As I mentioned before, my mom is a pessimist. It's a genetic condition, her entire side of the family elevates negativity to a high art. All of the sarcasm and kvetching bugs me. For the most part I'm more of a doer than a talker (and more of a solver than a complainer)--at least that's how I used to be before I started my project.
The last 4 years have taught me that some things just can't be fixed. They can't be fixed by foresight, medical technology, or hard work. They certainly can't be fixed by a positive attitude. Sometimes I wonder if a positive attitude clouds the truth and makes it harder to see the solution. If that's the case, why shouldn't I go negative?
If I just roll around in all of my negative thoughts and let them soak in maybe I can get it all out of the way and feel more like myself again.
No one on my mom's side of the family would ever suggest that I should past this, or move on, or get over it. They'd cheerfully decapitate any outsider who suggested it. They hold strong opinions and epic grudges. They are Titans of 'No Thank You.' I'll grudgingly admit that I admire their fortitude.
Last weekend C and I went to my cousin's birthday party (yup, the one with the revelations about the Osmonds). Watching C run around the yard with her cousins I knew that every single one of my relatives was picturing R trotting along beside her. Most of them probably aimed a criticism at god or fate for taking her away from us.
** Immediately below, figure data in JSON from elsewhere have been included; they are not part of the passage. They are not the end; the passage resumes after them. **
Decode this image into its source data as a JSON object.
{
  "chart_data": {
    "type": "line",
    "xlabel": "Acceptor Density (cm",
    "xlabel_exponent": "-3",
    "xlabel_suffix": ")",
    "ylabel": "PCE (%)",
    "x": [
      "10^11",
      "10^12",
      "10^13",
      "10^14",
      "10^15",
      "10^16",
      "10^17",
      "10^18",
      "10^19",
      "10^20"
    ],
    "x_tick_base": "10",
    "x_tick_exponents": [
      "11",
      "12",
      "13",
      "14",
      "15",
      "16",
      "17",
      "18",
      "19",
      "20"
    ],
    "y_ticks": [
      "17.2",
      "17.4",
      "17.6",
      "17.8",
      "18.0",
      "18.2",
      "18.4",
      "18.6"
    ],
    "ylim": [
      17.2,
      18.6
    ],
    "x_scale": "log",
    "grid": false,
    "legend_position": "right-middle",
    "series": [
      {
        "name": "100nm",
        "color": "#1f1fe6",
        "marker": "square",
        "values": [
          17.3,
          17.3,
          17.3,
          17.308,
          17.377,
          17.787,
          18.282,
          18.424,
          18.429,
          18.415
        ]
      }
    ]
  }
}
It was a relief to let someone else carry the water for a few hours.
I guess I'm thanking my family for being un-thankful on my behalf.
So, with the 'Thank You' out of the way, here are three 'No Thank You's'
No Thank You -
A person who is turning the upcoming work Thanksgiving celebration into a spreadsheet-driven nightmare.
The person who thought that I'd want to hear a ten-minute speech about how hard it was for her to say good-bye to her daughter before a 5-week school trip.
The person tailgating me in the 25 mph zone on the way home yesterday. We're all in a hurry but it doesn't mean that we should speed in a residential zone.
Now I'm thinking of all of the things that made me thankful yesterday...I think my experiment isn't gonna take.